Oleh: Mohammad Syifa A. Widigdo, Ph.D*
CAKRAWALA, EDUNEWS.ID – Kemenangan Donald Trump dalam Pemilu Presiden Amerika 8 November lalu bukan saja bermakna bagi Trump secara pribadi, tapi juga untuk sebuah ideologi dan operasi politik yang menggerakkan di belakangnya. Trump yang secara konsisten menggunakan isu-isu populis dan kontroversial merupakan sebuah representasi dari ideologi politik yang awalnya dipandang sebelah mata tapi kemudian mengejutkan.
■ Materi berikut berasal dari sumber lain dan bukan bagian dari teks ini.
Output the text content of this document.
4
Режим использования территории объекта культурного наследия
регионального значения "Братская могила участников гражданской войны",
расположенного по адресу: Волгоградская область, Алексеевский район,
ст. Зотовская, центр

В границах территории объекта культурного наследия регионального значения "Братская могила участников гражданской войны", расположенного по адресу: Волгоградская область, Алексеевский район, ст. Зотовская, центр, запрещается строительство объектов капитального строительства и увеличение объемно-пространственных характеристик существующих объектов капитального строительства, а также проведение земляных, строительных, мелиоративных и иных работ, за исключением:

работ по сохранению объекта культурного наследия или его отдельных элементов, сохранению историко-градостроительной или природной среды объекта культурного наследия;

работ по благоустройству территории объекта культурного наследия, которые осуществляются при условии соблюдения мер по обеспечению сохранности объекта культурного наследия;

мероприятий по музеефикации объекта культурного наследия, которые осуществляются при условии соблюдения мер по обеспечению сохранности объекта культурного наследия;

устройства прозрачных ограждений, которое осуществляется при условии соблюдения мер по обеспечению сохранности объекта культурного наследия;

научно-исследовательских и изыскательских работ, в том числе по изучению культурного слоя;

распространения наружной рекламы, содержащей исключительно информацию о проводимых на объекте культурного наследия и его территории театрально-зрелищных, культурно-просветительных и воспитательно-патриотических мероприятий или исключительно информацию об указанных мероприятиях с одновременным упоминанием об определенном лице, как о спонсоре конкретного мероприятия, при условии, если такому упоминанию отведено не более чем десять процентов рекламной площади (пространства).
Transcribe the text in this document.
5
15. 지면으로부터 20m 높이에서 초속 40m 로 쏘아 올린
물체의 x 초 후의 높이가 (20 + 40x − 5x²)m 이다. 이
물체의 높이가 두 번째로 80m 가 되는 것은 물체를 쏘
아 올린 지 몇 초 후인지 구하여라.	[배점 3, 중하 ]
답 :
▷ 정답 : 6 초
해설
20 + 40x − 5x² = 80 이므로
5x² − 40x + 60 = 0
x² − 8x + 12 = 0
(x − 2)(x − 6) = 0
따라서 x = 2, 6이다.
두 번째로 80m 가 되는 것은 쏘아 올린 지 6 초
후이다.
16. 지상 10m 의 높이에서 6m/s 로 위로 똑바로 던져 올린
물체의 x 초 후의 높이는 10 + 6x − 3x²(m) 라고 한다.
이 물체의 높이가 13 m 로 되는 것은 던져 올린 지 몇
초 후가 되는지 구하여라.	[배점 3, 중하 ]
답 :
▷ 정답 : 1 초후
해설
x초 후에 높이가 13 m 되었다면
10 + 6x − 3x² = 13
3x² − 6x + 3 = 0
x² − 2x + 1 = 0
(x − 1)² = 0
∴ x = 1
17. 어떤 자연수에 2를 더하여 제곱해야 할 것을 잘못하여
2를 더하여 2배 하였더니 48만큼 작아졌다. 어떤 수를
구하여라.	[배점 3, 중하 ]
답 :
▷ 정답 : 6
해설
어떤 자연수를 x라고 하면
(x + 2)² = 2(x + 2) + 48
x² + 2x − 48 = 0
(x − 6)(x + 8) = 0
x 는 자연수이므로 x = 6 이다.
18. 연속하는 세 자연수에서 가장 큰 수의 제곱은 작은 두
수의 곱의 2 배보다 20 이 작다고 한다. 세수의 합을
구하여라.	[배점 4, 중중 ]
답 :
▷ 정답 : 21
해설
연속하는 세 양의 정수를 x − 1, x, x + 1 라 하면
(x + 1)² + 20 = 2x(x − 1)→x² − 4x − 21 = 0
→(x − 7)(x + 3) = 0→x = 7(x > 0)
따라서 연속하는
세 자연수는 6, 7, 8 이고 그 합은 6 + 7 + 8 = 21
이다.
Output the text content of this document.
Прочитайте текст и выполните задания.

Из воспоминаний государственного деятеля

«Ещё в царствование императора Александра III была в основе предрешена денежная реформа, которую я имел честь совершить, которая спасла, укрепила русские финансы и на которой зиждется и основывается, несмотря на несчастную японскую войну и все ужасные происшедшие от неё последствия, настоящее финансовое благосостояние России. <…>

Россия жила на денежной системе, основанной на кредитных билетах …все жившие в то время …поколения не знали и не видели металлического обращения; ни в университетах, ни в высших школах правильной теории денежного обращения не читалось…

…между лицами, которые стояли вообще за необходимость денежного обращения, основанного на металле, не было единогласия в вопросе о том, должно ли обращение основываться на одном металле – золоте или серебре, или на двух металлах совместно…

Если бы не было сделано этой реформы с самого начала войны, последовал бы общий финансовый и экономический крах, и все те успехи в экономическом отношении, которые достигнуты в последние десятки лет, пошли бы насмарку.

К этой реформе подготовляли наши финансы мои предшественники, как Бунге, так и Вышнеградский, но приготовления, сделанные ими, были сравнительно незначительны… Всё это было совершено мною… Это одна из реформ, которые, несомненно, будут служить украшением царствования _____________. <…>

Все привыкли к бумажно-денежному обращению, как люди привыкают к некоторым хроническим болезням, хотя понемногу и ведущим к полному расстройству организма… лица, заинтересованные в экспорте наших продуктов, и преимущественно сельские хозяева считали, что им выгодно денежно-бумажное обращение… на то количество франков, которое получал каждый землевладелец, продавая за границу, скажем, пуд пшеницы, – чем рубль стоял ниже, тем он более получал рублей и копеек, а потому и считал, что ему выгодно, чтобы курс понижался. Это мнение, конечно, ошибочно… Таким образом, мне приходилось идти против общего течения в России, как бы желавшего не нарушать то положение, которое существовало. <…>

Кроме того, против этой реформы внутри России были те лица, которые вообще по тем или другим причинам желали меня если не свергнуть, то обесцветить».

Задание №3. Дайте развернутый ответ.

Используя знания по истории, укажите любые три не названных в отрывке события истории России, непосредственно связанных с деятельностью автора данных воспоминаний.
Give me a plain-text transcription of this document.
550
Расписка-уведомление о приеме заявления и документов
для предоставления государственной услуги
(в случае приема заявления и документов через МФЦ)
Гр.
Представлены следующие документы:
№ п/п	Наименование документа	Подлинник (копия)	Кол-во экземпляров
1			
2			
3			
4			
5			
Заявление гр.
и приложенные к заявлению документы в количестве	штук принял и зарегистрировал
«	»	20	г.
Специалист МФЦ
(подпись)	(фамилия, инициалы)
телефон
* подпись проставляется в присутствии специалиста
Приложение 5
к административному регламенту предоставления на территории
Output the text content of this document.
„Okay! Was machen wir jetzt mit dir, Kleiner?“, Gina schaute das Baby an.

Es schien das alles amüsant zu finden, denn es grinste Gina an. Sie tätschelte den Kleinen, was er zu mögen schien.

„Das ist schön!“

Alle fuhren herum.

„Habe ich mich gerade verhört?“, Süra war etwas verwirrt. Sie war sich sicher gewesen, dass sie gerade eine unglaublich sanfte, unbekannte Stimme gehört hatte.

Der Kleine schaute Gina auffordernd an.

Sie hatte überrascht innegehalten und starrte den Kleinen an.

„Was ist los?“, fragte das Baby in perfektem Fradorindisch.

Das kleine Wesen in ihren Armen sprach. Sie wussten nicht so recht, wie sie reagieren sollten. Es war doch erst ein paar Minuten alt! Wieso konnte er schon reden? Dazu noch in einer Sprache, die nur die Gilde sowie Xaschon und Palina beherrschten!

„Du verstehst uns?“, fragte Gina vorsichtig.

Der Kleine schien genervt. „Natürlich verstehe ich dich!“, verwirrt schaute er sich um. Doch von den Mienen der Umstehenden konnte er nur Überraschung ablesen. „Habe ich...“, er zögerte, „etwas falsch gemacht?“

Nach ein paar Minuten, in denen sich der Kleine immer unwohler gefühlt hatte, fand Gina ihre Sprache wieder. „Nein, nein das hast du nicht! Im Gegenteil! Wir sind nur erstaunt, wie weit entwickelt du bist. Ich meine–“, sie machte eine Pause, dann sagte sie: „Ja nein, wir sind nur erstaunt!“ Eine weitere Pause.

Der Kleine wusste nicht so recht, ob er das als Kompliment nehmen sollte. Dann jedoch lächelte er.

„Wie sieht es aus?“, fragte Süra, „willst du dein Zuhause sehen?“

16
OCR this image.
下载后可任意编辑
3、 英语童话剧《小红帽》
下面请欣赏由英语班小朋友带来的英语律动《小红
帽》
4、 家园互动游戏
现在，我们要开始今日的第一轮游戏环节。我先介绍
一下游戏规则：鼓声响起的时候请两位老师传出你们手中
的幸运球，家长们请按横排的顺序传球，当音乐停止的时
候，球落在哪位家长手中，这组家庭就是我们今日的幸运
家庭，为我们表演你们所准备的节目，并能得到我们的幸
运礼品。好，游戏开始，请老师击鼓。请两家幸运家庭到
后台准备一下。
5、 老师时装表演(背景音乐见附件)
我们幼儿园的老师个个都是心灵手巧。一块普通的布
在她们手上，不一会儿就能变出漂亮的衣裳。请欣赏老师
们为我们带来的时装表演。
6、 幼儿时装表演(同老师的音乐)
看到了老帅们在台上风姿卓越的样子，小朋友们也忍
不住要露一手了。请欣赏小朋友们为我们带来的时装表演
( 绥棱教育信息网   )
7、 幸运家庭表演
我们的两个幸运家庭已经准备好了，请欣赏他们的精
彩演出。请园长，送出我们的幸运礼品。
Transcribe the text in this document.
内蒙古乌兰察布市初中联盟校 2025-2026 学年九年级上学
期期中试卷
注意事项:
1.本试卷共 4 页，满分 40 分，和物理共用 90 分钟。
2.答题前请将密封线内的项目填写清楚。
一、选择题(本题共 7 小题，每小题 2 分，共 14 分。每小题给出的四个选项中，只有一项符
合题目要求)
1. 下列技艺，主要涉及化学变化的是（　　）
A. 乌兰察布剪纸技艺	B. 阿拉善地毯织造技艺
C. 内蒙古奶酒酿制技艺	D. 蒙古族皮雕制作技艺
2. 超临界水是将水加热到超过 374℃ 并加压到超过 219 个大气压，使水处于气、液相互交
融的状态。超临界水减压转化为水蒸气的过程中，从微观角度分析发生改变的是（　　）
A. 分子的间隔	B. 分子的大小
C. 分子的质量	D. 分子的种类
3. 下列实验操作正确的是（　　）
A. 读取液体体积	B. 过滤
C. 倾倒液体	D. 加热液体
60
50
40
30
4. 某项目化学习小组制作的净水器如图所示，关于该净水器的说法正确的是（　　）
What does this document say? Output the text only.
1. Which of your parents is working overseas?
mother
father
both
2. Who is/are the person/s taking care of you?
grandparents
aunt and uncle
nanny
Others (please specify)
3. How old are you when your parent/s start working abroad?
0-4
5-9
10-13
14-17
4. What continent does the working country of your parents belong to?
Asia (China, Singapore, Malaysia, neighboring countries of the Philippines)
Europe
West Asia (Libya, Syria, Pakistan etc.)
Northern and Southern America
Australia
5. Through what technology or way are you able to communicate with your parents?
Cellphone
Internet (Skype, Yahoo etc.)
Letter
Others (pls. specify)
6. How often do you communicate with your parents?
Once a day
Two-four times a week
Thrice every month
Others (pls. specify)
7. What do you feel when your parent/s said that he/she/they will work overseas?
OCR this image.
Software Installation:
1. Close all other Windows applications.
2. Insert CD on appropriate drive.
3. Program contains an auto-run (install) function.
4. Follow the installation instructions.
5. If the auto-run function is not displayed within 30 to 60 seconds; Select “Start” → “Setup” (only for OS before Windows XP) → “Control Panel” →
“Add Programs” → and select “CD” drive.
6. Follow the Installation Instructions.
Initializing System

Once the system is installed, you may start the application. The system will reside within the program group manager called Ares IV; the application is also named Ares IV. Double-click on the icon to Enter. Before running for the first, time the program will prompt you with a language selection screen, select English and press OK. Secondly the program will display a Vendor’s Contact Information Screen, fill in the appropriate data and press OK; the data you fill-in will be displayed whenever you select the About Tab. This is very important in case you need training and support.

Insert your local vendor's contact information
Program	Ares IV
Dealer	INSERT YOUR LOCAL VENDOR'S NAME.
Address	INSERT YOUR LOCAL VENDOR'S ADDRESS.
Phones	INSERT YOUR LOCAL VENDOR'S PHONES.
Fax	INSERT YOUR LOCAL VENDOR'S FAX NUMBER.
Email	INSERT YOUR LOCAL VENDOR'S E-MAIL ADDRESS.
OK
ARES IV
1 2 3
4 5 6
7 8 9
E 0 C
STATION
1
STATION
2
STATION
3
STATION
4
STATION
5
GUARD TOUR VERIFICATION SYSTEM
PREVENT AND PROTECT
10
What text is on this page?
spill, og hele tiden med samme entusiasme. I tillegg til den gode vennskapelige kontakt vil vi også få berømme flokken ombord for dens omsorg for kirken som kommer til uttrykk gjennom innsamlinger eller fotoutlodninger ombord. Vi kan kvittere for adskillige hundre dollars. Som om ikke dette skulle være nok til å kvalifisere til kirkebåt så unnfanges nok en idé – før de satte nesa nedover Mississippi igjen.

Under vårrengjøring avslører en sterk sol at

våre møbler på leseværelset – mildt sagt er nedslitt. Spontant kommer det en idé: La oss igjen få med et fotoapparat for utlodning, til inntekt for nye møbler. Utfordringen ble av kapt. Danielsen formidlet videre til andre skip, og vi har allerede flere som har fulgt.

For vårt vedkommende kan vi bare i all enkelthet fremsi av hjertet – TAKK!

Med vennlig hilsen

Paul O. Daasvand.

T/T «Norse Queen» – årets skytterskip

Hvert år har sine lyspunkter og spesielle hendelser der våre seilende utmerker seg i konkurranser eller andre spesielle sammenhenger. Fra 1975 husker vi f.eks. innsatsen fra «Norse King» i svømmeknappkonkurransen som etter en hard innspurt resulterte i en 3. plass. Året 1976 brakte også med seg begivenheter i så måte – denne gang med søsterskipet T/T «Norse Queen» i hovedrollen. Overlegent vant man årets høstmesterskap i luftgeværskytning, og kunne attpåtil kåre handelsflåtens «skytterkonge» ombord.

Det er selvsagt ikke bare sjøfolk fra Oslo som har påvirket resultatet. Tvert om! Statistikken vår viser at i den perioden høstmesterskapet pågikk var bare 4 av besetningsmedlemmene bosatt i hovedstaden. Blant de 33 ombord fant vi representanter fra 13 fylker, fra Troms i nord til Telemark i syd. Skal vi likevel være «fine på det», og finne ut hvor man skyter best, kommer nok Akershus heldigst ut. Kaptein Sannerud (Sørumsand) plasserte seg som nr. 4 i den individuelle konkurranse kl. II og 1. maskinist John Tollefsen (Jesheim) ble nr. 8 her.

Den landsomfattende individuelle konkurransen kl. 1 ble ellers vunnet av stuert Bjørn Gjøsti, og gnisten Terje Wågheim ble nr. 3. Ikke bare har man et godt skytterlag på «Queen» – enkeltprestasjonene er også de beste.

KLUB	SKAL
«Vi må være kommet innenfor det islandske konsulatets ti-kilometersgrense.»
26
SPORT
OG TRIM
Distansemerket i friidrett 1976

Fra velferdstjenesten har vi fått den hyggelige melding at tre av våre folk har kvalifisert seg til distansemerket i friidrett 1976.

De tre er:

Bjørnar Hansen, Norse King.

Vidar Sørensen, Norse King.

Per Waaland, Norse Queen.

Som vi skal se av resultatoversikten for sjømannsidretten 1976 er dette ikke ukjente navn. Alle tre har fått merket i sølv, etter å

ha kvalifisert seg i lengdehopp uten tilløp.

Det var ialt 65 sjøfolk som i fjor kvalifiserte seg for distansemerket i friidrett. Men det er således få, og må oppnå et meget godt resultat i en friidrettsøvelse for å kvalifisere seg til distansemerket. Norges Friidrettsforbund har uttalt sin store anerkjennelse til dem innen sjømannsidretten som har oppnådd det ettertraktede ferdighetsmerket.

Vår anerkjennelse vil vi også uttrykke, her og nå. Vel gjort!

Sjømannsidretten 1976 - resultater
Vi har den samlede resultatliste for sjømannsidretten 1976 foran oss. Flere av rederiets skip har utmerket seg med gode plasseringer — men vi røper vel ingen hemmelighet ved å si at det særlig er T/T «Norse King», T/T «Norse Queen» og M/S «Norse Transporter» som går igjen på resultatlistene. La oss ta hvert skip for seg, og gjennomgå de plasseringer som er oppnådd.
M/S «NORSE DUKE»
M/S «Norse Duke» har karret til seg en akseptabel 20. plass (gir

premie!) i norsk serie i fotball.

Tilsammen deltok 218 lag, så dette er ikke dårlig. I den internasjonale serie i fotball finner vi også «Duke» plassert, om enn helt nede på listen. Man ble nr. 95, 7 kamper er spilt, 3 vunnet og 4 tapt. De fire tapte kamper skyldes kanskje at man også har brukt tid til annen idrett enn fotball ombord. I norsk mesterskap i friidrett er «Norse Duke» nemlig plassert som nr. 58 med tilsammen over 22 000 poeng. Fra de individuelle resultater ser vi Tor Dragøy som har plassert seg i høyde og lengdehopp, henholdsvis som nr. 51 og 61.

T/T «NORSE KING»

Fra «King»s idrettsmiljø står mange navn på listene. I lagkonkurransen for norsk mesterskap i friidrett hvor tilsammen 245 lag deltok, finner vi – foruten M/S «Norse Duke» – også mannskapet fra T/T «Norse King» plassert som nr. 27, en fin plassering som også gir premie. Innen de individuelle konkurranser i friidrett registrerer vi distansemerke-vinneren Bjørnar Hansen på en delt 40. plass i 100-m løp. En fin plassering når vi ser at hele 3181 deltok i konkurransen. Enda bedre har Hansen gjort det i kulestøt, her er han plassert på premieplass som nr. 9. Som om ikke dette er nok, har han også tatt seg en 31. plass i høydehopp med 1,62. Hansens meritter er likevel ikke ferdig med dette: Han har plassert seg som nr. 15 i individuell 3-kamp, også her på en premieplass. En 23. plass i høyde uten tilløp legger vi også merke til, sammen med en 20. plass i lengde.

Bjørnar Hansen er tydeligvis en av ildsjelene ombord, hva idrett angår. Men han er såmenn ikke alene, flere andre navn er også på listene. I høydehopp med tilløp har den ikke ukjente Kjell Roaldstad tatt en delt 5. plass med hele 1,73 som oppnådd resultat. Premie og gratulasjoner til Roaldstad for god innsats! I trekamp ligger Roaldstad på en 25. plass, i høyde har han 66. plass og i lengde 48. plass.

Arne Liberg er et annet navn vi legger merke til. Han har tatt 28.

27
Dia adalah represantasi dari ideologi politik kanan ekstrim yang anti-kemapanan (anti-establishment) dengan sentimen kebencian terhadap kelompok-kelompok minoritas dan pinggiran.
Meskipun awalnya diperkirakan bahwa Trump hanya akan menggunakan retorika anti-imigran, anti-Muslim, dan anti-kemapanan tersebut pada saat kampanye saja, namun penunjukan beberapa orang kepercayaan di dalam administrasinya mengisyaratkan hal lain. Misalnya, penunjukan Steve Bannon sebagai chief strategist dan Frank Gaffney sebagai anggota tim transisi pemerintahan Trump.
Penunjukan tersebut menegaskan bahwa Trump serius akan mengeksekusi agenda-agenda kontroversialnya, seperti pembangunan dinding di wilayah perbatasan, pengusiran imigran gelap, pelarangan Muslim masuk ke Amerika, serta pelarangan penggunaan alat kontrasepsi bagi perempuan. Sebab, Bannon selama ini dikenal sebagai pemikir dan ahli strategi kaum ultra konservatif dengan ideologi supremasi kulit putih (white supremacist) yang dinilai rasis, xenofobik, dan anti-kemapanan. Sementara itu, Gaffney merupakan pakar keamanan yang percaya adanya konspirasi Muslim untuk menghancurkan Amerika dari dalam.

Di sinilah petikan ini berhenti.